Ketika itu aku tak berfikir apapun, terlebih kami sudah tidak terbiasa duduk menemani ibu memasak di dapur karena dapur kami tak lagi seluas dulu. Bapakku telah merenovasinya dan memberi jatah luas dapur secukupnya karena harus dibagi dengan kamar mandi.
Aku tak lagi dapat melihat onggokan kayu dan tungku lengkap dengan abunya karena ibu sudah lama tak menggunakannya. Bahkan kompor pemberian Pak Tinggi juga entah kemana sebab telah berganti dengan kompor gas dengan tabung melon. Tinggal klik api menyala dan lebih praktis lagi, meski terkadang sesekali bau gas menyengat keluar karena bocor, namun semua tertangani dengan baik oleh ibu atau bapakku.
Kembali aku tidak meresponsnya, seolah tidak ada apa-apa, bahkan semuanya menilai lebih enak, praktis dan efisien menggunakan tabung gas. Tapi aku kini melihatnya dari sisi yang berbeda.

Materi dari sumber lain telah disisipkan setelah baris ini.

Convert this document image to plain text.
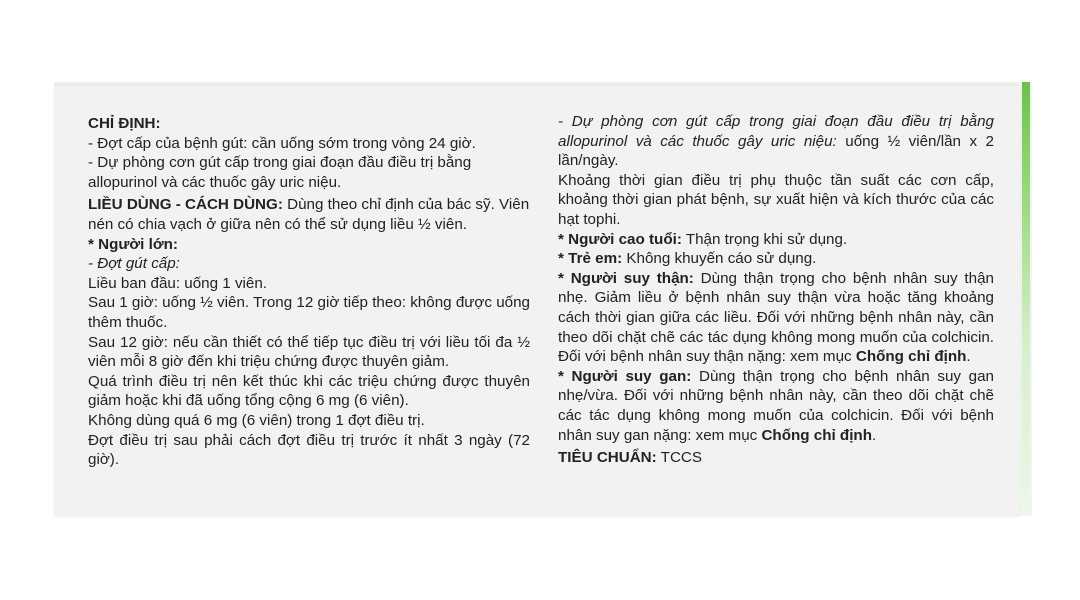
CHỈ ĐỊNH:

- Đợt cấp của bệnh gút: cần uống sớm trong vòng 24 giờ.

- Dự phòng cơn gút cấp trong giai đoạn đầu điều trị bằng allopurinol và các thuốc gây uric niệu.

LIỀU DÙNG - CÁCH DÙNG: Dùng theo chỉ định của bác sỹ. Viên nén có chia vạch ở giữa nên có thể sử dụng liều ½ viên.

* Người lớn:

- Đợt gút cấp:

Liều ban đầu: uống 1 viên.

Sau 1 giờ: uống ½ viên. Trong 12 giờ tiếp theo: không được uống thêm thuốc.

Sau 12 giờ: nếu cần thiết có thể tiếp tục điều trị với liều tối đa ½ viên mỗi 8 giờ đến khi triệu chứng được thuyên giảm.

Quá trình điều trị nên kết thúc khi các triệu chứng được thuyên giảm hoặc khi đã uống tổng cộng 6 mg (6 viên).

Không dùng quá 6 mg (6 viên) trong 1 đợt điều trị.

Đợt điều trị sau phải cách đợt điều trị trước ít nhất 3 ngày (72 giờ).

- Dự phòng cơn gút cấp trong giai đoạn đầu điều trị bằng allopurinol và các thuốc gây uric niệu: uống ½ viên/lần x 2 lần/ngày.

Khoảng thời gian điều trị phụ thuộc tần suất các cơn cấp, khoảng thời gian phát bệnh, sự xuất hiện và kích thước của các hạt tophi.

* Người cao tuổi: Thận trọng khi sử dụng.

* Trẻ em: Không khuyến cáo sử dụng.

* Người suy thận: Dùng thận trọng cho bệnh nhân suy thận nhẹ. Giảm liều ở bệnh nhân suy thận vừa hoặc tăng khoảng cách thời gian giữa các liều. Đối với những bệnh nhân này, cần theo dõi chặt chẽ các tác dụng không mong muốn của colchicin. Đối với bệnh nhân suy thận nặng: xem mục Chống chỉ định.

* Người suy gan: Dùng thận trọng cho bệnh nhân suy gan nhẹ/vừa. Đối với những bệnh nhân này, cần theo dõi chặt chẽ các tác dụng không mong muốn của colchicin. Đối với bệnh nhân suy gan nặng: xem mục Chống chỉ định.

TIÊU CHUẨN: TCCS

Tidak Sekadar Kehilangan Tomang: Budaya Ketahanan Pangan?
Secara tradisional, masyarakat di kampung saya berprofesi sebagai petani yang menggarap lahannya sendiri. Mereka menanam berbagai jenis tanaman seperti padi, jagung, dan sayur mayur. Sekali dalam setahun terkadang ditanami tembakau.Â
Ketika panen datang, penduduk menyimpan hasil panennya di lumbung penyimpanan berbentuk para-para yang dibuat persis diatas Tomang (tungku kayu) dan sebagian dijual. Biasanya mereka telah memiliki perhitungan matang dan tepat atas simpanan bahan pangan yang dirasa dapat cukup sampai musim panen berikutnya tiba.Â
Saya yakin, meski tidak pernah belajar secara teori di bangku pendidikan, mereka paham jika menyimpan gabah, jagung, atau bahan pangan agar tahan lama tempatnya adalah di atas para-para, karena setiap hari terkena asap pembakaran Tomang--sebuah cara pengawetan alami yang tak perlu pelajaran khusus (meski anak-anak jaman sekarang tidak paham akan hal itu).
Tempat penyimpanan itu juga dapat melindungi bahan pangan mereka dalam waktu yang lama dari ancaman tikus rumahan yang sering mencuri bahan makanan kami di dapur.
Kehidupan kami di kampung dahulu begitu sederhana, namun tentram bersahaja karena alam telah menyediakan semuanya. Seringkali saya kangen juga dengan suasana itu.